We’ll definitely be cooking with wood outdoors this summer. Good thing I bought that campfire cooking tripod off of Craigslist before the crash. Not that we couldn’t make something, but it’s one less task on the to-do list.
The to-do list is always a mile long and that doesn’t even include the regular daily chores required just to subsist. In the last few days, I’ve added the rocket stove water heaters and the exploration of alternative fuel sources for our vehicles to the to-do list. Those two items, alone, are a pretty tall order. And, of course, as we add more wood-powered “appliances” to our homes, the need to harvest wood increases. That makes me think that perhaps we need to add re-forestation to the to-do list. It’s a never-ending cycle. Solve one problem and it raises another.
It’s funny how a lot of these projects end up as the kids’ responsibility. D.J.’s natural inventiveness, when guided and channeled with occasional advice, has been a God-send. Before the crash, their biggest worries were tests in school and how to save up enough money to buy a video game or some other gadget. Now, they’re tasked with building rocket stoves and studying up on renewable fuels.
Quite the change.
Speaking of changes, tomorrow I will meet with several members of the community to present my value proposition, so to speak. I’m also going to advocate that we move everyone in closer together. None of us wants to live on top of the other, but we need to pull the net in tighter to be able to defend ourselves better. My sense is that we share a unified vision and core values and that those will draw us together. My hope is that the vision and values will override our natural tendency toward “selfish survival” and draw us in the direction of “shared survival”.
We have a number of strong individualists among our numbers – myself among them. What if the group decides that the best thing for the community involves us leaving our farm? I’m sure nearly everyone’s initial response will be similar to my response to that suggestion. “No way!” Some will be more willing to leave their homes than others. Those who are living closer to the edge, so to speak, will be more easily convinced than those who were well-prepared and are living in relative luxury.

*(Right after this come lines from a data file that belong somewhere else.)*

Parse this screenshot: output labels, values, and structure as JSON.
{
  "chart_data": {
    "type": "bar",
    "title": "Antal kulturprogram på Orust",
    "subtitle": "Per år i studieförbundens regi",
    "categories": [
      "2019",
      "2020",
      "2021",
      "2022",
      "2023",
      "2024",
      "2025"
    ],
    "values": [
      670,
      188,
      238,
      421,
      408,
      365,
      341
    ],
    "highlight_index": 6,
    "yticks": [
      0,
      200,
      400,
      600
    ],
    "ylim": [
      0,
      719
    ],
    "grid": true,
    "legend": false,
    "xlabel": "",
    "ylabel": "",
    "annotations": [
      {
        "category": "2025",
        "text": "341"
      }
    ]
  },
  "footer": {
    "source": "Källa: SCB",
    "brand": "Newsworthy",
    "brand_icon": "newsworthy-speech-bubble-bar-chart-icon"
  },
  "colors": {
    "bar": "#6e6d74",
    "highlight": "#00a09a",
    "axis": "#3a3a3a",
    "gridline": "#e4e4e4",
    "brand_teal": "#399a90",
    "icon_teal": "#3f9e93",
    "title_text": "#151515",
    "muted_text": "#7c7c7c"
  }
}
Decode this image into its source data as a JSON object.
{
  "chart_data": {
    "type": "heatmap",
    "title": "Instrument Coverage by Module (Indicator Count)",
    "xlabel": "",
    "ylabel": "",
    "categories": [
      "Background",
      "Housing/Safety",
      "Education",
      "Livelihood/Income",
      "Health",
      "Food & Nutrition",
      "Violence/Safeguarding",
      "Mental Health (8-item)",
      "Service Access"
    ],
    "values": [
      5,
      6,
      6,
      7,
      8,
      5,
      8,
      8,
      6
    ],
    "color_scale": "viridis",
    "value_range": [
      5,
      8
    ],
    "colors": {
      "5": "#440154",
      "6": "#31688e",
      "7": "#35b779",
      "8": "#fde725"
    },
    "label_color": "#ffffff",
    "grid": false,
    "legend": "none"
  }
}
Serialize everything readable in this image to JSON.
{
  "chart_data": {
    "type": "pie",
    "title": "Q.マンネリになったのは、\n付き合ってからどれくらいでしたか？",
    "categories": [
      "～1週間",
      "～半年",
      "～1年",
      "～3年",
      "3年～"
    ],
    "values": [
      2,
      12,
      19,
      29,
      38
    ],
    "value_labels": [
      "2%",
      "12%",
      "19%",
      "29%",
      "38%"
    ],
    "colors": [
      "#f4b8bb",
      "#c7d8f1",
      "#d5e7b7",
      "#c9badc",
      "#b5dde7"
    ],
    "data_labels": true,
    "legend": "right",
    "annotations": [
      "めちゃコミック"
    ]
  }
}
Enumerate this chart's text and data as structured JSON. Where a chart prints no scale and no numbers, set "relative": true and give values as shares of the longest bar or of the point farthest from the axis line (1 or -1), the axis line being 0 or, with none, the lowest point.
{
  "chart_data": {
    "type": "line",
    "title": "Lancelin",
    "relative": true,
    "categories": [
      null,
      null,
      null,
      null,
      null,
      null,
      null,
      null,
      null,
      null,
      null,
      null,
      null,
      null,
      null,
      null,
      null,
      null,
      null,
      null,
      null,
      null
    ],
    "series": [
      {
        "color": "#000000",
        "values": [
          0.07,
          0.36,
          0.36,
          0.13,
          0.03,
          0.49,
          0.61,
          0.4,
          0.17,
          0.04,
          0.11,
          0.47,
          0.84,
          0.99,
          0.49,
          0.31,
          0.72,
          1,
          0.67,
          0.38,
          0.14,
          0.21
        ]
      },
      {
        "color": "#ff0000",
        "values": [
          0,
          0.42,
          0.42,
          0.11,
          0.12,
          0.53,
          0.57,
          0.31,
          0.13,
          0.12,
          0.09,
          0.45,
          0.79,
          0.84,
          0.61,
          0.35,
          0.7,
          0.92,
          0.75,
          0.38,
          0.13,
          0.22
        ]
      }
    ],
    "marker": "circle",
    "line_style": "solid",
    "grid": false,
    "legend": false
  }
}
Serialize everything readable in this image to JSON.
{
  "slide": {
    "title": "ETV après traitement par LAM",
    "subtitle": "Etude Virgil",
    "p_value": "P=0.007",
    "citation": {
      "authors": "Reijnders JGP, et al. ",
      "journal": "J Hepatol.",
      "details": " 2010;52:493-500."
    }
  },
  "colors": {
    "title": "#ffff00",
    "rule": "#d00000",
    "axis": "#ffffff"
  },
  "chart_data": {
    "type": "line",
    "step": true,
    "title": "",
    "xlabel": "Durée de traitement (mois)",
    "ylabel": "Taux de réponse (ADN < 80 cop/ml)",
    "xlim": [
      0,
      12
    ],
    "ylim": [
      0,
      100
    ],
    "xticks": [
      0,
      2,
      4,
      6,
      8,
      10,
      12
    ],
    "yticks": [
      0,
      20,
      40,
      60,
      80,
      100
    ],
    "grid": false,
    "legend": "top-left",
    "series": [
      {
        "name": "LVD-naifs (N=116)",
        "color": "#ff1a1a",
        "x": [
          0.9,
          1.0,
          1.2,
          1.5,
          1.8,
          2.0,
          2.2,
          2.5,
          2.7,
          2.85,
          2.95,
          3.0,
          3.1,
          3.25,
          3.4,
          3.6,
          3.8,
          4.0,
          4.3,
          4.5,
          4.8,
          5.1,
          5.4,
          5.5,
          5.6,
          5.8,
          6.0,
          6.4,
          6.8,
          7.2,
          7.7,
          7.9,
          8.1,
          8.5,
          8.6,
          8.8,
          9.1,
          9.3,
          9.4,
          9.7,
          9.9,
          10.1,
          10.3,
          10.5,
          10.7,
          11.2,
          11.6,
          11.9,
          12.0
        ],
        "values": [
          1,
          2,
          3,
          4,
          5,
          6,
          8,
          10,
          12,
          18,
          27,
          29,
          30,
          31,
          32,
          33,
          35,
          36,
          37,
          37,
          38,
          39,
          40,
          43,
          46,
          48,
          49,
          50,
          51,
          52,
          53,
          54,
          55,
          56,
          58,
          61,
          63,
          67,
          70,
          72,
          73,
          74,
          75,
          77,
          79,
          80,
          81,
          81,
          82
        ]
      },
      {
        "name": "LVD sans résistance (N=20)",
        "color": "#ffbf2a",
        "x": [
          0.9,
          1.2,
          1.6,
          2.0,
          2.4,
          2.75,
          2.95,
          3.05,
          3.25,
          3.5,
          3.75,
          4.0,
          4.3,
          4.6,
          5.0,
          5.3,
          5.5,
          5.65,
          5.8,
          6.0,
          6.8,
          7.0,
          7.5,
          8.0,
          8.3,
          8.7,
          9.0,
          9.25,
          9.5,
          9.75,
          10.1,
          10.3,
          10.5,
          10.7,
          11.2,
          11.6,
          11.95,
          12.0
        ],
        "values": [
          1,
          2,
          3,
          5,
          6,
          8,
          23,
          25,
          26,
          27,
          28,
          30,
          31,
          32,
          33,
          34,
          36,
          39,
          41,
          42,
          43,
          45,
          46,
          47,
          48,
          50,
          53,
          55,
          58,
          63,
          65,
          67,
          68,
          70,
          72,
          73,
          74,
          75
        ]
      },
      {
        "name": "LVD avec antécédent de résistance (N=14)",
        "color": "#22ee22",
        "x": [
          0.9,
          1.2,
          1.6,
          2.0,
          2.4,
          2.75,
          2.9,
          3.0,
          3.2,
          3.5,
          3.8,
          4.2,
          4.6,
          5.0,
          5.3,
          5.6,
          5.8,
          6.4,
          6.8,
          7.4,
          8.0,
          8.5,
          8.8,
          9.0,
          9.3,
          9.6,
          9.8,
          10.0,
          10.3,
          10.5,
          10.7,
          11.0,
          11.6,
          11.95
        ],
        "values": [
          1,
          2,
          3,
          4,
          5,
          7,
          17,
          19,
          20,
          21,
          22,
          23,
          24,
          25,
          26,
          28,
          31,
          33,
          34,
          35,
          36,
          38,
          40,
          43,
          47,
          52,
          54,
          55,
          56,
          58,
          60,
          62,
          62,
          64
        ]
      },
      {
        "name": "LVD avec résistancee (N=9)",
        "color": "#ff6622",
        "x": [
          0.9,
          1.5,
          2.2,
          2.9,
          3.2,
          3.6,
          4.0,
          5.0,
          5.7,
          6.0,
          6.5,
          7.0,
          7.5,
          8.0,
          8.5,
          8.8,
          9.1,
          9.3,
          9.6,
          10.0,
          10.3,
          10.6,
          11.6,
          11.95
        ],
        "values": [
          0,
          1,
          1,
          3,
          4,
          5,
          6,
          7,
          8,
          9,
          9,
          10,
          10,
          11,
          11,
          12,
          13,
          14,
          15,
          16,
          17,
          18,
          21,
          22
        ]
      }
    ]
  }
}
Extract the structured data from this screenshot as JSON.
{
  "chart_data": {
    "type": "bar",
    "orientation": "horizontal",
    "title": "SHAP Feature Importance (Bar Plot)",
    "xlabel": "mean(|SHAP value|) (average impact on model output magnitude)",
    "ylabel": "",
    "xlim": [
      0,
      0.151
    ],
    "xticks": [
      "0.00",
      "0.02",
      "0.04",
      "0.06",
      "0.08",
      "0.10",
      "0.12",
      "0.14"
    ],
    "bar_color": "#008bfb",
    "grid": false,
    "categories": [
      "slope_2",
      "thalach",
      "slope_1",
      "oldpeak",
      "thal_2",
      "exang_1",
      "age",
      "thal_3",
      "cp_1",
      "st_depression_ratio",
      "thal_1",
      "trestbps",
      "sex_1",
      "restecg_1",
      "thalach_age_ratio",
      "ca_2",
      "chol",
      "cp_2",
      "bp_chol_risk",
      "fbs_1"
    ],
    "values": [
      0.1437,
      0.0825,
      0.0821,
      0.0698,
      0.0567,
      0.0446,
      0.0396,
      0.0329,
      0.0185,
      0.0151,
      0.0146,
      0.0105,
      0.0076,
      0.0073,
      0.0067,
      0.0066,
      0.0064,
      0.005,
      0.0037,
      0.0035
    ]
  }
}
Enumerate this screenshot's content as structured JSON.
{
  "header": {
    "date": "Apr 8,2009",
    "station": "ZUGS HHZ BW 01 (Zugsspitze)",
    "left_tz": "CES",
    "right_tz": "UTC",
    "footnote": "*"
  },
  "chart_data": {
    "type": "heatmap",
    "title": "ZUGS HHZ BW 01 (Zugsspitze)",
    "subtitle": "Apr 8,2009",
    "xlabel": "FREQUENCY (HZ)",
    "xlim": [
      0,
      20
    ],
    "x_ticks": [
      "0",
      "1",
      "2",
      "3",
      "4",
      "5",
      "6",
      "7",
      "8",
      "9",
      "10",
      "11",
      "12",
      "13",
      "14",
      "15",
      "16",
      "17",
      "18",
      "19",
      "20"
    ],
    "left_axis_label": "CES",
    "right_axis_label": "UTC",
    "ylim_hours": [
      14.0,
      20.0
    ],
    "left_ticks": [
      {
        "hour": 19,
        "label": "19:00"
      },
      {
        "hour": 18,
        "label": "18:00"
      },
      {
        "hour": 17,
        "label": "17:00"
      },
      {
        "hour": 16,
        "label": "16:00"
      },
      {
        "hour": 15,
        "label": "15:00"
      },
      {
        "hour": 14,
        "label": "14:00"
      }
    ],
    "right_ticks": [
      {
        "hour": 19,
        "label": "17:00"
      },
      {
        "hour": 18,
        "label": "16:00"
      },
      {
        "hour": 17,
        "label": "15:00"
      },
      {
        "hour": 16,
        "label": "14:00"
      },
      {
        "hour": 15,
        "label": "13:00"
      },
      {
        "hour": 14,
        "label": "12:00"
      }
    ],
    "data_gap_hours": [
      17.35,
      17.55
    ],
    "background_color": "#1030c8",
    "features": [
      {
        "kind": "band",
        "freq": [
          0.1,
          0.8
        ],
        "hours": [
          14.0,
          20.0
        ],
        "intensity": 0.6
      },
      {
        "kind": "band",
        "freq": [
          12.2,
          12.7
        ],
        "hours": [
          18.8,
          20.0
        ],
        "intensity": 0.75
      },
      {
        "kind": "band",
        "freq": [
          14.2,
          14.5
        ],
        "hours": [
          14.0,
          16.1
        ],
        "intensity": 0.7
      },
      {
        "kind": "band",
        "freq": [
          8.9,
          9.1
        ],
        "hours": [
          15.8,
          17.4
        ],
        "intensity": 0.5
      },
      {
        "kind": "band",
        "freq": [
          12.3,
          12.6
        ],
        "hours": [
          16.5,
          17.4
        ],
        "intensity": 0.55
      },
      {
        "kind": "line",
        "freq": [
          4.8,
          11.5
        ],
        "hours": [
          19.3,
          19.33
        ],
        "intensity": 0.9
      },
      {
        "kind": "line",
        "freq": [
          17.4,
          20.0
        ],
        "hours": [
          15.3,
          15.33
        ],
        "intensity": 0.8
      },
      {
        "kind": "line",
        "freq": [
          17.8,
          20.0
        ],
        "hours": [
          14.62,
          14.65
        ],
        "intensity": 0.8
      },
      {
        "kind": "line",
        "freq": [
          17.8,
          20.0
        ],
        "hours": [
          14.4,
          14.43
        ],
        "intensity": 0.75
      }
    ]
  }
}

Housing – or rather, the lack of housing – will be a very practical issue. I’m sure it will come up tomorrow. One idea that came to me the other day, was the implement dealer that bought up a bunch of FEMA trailers after the flood in 2011. I don’t know that they ever sold a single trailer. Those trailers may still be sitting there … or they may have been hauled off … or they may be filled with squatters. Alternatively, we’ve gotten pretty good at building cabins. The foundations will be the biggest challenge if we decide to go that route. We have a few bags of concrete left – maybe enough for one more small cabin. Beyond that, unless someone else stockpiled concrete, we’re looking at foundation-less homes.
Maybe someone else will have a better idea. Our only other alternative, in my mind, is to remain as we are and be prepared to mobilize support to the outer edges of the community on a moment’s notice. That option is viable, but more problematic as far as I can see.
Maybe it’s time for an attitude adjustment on that front too.